Fully Engaged (Wingmen Warriors 12) - Page 83

Why wouldn’t he go for it? She wouldn’t know if she didn’t ask. “Is it that hard for you to have anything to do with the past?”

“Don’t overanalyze me.” His voice, a low rumble invited no argument.

Nola stared out at the late-afternoon sky and found none of the beauty she’d enjoyed just minutes before, instead seeing more of a flattened meringue look. “I’m sorry if this wasn’t a good idea after all.”

“Ah hell.” He exhaled the curse. “Women have to make everything so complicated.”

He placed his hands on the yoke in front of him, feet on the rudders and she felt control slip away from her as he took over. And lookee there, those clouds poofed right back up, all pretty again.

Grinning, she lifted her hands away, slid her feet off and the plane continued on its path without so much as a bobble. His jaw flexed.

He didn’t look at all happy or peaceful. He looked more like the Biblical Jacob wrestling with his destiny.

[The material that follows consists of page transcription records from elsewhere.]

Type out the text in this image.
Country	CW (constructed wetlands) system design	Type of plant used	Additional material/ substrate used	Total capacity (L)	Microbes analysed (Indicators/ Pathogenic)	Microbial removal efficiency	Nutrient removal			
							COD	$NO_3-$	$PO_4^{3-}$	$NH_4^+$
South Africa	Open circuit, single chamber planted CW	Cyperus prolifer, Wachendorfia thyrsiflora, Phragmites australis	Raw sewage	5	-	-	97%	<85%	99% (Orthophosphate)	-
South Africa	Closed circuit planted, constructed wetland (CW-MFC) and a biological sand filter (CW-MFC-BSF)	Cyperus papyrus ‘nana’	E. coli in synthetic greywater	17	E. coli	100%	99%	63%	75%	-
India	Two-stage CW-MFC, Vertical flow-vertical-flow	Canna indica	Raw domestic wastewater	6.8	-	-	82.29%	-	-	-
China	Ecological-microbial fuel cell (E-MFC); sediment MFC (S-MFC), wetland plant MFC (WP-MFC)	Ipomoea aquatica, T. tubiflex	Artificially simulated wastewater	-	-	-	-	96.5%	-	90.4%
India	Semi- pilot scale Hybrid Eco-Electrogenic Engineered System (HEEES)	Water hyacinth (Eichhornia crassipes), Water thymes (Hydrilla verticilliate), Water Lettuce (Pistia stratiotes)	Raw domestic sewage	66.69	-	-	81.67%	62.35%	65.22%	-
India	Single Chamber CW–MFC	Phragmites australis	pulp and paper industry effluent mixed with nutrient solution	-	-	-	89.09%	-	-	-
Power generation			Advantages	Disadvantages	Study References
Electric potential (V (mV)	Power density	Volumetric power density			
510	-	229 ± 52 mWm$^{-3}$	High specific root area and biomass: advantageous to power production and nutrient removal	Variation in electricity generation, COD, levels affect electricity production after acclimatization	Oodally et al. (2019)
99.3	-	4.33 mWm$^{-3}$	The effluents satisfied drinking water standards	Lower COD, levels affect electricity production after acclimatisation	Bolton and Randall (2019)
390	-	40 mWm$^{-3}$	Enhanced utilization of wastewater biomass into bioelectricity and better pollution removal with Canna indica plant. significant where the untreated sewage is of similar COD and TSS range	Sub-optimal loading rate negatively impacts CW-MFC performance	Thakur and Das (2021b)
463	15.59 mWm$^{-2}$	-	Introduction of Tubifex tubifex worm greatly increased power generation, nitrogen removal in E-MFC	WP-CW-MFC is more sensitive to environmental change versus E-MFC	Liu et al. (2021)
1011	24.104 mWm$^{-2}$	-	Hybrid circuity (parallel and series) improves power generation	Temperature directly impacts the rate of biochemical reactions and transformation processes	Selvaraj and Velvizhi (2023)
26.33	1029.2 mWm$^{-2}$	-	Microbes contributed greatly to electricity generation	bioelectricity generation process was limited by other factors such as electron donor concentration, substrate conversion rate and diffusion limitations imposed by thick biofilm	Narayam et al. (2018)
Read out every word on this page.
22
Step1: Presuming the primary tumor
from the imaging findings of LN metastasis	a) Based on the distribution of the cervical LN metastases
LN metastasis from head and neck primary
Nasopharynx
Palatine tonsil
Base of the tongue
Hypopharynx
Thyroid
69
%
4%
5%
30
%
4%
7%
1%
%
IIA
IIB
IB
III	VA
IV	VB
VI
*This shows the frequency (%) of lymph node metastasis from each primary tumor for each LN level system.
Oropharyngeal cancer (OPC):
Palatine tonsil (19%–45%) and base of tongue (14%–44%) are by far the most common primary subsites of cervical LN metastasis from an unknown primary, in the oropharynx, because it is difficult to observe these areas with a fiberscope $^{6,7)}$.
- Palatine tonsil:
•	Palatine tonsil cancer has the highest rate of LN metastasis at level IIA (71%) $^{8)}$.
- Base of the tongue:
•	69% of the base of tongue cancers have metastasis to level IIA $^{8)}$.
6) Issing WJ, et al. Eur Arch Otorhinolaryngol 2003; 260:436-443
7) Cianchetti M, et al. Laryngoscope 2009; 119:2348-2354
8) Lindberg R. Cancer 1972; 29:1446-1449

The answers seemed so simple to her. “There’s not a doubt in my mind that you’re hurting your daughter with this ‘wait until I’m well’ attitude of yours.”

“Back off, Nola,” he barked without looking away from the horizon. “She’s my daughter. You don’t even know her.”

“No, I don’t.” She lounged back in her seat without once taking her eyes off the controls. “But I have a brain. I was a teenage girl.”

“So you have a few father issues of your own?”

He was far too perceptive for his own good. This flight was supposed to have been about giving him a moment of peace and here they were jabbing at each other. Maybe the flight and the call—and making love—had left them both feeling too raw for reasonable discussion.

“Okay, yeah, I’m strong enough to own up. My father walked and ignored me in lieu of his new bachelor footloose world. I was a messy loose end from his old life. He figured it was better to let me move on with my mom and her new husband, since it was a traditional family setup. Nobody ever thought to ask me. Now they’re all dead and I don’t have the chance to be with any of them.”

Much as she loved both her parents, she resented being shuffled around like a playing piece during her childhood. Could she help it if she felt a tug of empathy for Rick’s daughter?

“Nola, I’m sorry you’ve lost your family—” he offered her a nod of sympathy “—but one person can’t compare their life to another’s.”

Fair enough. She searched her mind for other possibilities for reasons for his distance. “Is your daughter some mega athlete?”

A grin tensed his jaw. “Hardly. Throw a ball her way and she puts her hands in front of her face and screams. She’s into theater and dance. She has an amazing voice. She’s more of a romantic.”

The pieces fell into place for her. “You want to live up to her heroic ideal of being a superhero Daddy who can save the world.”

His knuckles went white on the yoke. “Did you study how to go for the jugular or is it a natural instinct?”

Contrition nipped. “I’m sorry if I hurt you. I had a bigger point to make here if you would just—”

“Thanks, but no.”

Why couldn’t he see the heroism of his survival? Or that daddies were heroes to their little girls simply because they existed? “I would have given anything to have the chance to be a parent.”

He didn’t pull his gaze from the purpling horizon, but lifted one of his hands from the yoke and rested it on hers. “I’m so damn sorry you didn’t get to have your baby.”

She tapped the fuel gauge even though it was working just fine. “Aren’t you going to tell me how I should consider adoption?”

“It’s not my place to offer advice or platitudes.” And didn’t that comment speak volumes about how he would prefer to be treated?

The plane’s engines hummed in the stretching silence.

God, she’d been rude and he was being nice and perceptive. This really sucked because now she had to be honest when pissed off and sulking would have been so much easier.

Still, she did keep her eyes averted, thumbing moisture off every gauge. “Yes, I’ve considered adoption, but with my health problems I’m a poor candidate. Then there’s my travel schedule. When it comes to motherhood, I believe my time has passed.”

She didn’t appreciate the way the old hurt came up to bite her now, harder than ever, when she’d successfully stuffed down the heart-shredding regret countless times before. Maybe Rick’s daughter had gotten under her skin deeper than she’d realized if this young woman she’d never even met had the power to elicit so much heartache from the past.

His hand skimmed up to her shoulder, a steady weight, squeezing gently. Firmly.